Populated by programmers worrying about fixes for the latest operating systems and rollouts of new applications, a software company might seem an odd place for rethinking the very foundations of computation. But at Microsoft Research, Michael Freedman is doing just that. One of the world’s most heralded mathematicians and a 1986 winner of the Fields Medal-math’s equivalent of a Nobel Prize-Freedman is spending his days pondering one of the toughest puzzles in physics: how to transform quantum computing from an abstract dream into a feasible technology. And he believes he may have found a solution.
For decades, physicists have speculated that quantum computers would define the ultimate limits for speed, size, and power in computers.
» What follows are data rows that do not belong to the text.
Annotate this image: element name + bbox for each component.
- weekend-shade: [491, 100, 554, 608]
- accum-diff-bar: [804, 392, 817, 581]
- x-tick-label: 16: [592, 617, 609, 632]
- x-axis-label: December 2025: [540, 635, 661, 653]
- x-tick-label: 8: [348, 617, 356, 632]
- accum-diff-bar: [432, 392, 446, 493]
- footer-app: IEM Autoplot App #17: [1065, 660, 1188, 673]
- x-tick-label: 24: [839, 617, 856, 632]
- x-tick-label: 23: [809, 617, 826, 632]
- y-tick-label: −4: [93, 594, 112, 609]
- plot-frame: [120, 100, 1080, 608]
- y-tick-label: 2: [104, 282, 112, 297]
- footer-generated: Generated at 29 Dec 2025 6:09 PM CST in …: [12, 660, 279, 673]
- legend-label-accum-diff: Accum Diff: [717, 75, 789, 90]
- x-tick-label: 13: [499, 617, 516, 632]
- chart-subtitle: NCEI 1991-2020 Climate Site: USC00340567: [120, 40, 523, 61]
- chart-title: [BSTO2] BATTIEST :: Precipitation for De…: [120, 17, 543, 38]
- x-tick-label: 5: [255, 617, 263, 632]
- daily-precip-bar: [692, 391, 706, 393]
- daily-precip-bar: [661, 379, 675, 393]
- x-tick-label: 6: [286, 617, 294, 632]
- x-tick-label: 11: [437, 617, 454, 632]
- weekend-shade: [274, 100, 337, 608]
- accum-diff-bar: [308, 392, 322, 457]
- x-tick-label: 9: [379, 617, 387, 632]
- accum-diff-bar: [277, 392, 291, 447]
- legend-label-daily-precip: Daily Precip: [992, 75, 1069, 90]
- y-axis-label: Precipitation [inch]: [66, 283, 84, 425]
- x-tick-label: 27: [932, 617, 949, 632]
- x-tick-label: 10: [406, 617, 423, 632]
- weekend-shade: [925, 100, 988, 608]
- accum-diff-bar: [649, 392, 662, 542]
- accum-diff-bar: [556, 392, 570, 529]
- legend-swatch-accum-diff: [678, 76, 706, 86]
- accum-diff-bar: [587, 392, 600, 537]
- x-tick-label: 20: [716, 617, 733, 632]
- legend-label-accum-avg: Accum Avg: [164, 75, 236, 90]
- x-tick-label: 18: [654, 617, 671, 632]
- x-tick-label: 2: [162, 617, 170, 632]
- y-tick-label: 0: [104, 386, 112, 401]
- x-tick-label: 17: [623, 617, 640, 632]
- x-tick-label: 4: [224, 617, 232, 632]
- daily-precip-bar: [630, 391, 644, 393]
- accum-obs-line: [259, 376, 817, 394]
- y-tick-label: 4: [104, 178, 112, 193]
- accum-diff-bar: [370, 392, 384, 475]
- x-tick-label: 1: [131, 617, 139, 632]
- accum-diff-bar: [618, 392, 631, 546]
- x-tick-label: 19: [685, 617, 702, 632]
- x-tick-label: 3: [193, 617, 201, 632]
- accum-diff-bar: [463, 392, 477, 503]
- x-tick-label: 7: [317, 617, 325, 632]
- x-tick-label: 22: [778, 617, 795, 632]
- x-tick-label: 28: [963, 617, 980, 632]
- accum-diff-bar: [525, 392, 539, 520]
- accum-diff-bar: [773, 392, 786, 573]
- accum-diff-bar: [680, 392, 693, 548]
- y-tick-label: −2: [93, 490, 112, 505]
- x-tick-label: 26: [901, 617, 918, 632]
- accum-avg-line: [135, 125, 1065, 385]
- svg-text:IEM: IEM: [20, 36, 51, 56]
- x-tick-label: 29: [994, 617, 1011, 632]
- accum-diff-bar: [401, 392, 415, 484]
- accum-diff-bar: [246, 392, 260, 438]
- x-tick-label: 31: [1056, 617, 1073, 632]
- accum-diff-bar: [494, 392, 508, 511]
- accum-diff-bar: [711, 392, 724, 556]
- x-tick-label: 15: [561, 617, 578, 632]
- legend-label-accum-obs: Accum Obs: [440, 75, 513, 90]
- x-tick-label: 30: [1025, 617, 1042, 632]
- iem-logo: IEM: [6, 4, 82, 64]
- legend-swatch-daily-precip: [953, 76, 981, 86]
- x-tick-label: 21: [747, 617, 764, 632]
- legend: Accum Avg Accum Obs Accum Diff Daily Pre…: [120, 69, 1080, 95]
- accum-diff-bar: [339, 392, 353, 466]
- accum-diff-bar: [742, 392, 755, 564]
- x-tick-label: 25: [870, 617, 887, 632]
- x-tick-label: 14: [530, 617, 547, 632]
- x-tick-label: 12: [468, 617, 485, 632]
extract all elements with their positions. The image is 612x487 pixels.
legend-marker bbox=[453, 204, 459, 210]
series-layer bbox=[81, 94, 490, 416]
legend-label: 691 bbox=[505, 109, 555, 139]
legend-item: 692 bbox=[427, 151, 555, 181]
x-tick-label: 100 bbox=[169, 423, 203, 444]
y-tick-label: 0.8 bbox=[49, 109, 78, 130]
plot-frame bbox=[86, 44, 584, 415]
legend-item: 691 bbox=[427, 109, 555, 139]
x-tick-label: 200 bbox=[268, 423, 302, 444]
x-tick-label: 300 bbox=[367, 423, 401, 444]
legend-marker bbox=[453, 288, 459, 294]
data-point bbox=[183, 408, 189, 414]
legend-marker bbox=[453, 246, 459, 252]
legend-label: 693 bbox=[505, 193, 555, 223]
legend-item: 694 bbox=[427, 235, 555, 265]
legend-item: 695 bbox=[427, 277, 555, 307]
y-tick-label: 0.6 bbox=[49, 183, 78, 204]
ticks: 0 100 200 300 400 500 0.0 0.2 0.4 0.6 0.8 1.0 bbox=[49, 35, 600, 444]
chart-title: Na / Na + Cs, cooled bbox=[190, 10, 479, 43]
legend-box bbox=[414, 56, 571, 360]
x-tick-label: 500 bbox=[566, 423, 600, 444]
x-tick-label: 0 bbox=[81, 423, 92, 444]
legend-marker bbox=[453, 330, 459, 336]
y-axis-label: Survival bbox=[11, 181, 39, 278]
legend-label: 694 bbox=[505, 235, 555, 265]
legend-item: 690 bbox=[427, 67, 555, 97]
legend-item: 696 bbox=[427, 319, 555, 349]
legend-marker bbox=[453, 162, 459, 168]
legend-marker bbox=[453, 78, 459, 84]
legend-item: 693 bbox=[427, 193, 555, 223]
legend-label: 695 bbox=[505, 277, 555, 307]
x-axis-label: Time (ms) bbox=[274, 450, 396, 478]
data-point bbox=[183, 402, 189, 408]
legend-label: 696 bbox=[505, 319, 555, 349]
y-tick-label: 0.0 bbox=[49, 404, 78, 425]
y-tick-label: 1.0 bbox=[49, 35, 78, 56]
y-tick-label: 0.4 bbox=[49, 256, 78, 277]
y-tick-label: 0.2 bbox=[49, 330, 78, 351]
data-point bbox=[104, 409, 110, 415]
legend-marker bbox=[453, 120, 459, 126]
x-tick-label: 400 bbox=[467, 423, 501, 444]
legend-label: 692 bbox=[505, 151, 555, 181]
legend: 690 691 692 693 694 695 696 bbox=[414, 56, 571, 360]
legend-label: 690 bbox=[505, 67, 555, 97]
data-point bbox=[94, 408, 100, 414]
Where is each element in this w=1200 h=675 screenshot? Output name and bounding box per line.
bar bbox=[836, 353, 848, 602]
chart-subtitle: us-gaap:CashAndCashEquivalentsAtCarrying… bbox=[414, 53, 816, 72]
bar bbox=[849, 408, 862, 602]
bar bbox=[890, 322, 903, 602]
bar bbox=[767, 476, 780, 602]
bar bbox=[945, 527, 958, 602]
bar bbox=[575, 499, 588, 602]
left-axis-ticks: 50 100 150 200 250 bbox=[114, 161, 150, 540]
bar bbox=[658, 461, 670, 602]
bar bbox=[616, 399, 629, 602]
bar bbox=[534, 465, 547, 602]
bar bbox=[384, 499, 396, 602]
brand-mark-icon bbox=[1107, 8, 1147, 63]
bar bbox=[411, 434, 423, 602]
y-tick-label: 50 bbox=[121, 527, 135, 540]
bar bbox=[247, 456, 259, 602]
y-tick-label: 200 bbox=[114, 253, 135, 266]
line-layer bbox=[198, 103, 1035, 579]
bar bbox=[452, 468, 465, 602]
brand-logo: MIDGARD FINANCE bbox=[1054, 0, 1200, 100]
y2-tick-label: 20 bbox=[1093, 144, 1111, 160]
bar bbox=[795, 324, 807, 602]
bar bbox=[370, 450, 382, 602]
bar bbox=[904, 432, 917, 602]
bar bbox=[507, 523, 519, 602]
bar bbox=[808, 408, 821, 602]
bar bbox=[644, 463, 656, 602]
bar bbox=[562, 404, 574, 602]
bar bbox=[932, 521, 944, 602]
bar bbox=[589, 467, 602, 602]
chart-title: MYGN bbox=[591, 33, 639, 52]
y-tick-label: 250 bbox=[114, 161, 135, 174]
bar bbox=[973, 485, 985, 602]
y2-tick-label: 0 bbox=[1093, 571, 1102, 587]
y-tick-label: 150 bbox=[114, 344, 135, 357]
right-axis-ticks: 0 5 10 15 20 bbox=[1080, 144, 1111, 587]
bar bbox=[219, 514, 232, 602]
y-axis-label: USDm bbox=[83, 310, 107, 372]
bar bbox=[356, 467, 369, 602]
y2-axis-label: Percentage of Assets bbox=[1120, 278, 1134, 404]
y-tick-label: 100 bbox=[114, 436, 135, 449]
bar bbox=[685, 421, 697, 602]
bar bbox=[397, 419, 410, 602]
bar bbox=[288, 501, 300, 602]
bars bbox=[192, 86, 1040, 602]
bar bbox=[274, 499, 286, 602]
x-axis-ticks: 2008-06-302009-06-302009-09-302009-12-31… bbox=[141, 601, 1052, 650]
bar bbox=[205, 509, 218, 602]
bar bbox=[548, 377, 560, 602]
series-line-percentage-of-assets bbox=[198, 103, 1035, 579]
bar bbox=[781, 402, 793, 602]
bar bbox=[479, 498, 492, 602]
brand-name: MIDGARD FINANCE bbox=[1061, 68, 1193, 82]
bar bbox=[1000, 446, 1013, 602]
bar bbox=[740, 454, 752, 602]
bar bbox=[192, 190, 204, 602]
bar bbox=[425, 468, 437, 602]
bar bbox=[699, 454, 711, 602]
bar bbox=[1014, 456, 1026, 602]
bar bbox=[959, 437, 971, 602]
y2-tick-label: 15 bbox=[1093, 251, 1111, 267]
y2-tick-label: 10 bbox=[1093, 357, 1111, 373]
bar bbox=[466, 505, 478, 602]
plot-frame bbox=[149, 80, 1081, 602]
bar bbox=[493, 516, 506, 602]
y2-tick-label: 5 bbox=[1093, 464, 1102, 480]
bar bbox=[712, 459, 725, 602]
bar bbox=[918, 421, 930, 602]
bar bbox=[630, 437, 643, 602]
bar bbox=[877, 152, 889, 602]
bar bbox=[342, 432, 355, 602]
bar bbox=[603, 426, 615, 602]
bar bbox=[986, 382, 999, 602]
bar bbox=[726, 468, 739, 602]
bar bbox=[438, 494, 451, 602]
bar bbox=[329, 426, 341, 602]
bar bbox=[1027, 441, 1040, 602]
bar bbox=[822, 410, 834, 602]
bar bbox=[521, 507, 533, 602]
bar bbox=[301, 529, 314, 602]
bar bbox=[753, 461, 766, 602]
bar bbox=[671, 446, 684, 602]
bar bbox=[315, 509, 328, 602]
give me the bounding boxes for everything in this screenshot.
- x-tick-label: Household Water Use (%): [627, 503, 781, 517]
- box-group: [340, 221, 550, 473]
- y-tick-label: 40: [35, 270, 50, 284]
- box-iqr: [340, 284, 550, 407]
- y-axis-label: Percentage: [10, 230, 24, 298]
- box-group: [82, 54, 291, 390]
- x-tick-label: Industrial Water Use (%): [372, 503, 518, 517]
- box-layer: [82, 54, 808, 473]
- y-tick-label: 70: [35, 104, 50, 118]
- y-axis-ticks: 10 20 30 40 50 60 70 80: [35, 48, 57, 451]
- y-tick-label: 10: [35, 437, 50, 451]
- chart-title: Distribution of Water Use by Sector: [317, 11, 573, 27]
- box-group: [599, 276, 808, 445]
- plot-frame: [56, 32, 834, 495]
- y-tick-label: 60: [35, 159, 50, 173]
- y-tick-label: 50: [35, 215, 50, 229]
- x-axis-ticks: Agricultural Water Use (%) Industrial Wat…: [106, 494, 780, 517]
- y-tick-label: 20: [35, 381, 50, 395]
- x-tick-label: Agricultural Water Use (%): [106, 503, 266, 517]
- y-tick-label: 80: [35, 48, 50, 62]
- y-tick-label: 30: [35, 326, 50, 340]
The peculiar laws of quantum mechanics dictate that a “quantum bit” has almost magical computing potential. While the digital bits stored in a desktop computer correspond to either ones or zeroes, quantum bits-sometimes represented in the spin of nuclei or ions-can be both ones and zeroes simultaneously. Even odder, quantum bits are linked by a phenomenon called “entanglement.” Together, these properties mean that a computational operation on one quantum bit affects others, implying potentially awesome computing power. In theory at least, quantum computers will need only microseconds to crack even the most sophisticated encryption codes and will be able to search petabyte databases in a flash.
“The idea is to store a bit of information on each atom,” says MIT quantum computer researcher Seth Lloyd. “It’s the logical endpoint of Moore’s Law.”
At this nanoscopic scale, however, the world is anything but logical. For those hoping to build a quantum computer, that is both good and bad, and it’s where Freedman’s work comes in. Specifically, he’s trying to solve a problem that has bedeviled quantum computing researchers seeking a way to store information in the spin of nuclei or ions: even the slightest disturbance scrambles the quantum bits and destroys their entanglement. Topology, Freedman’s brand of abstract math, might provide the answer. Topologists worry about the qualities of geometric shapes rather than quantities such as size: the way strands of a knot are entwined is more important than how big the knot is. And Freedman believes that if quantum bits were based on topology, they would be far more robust.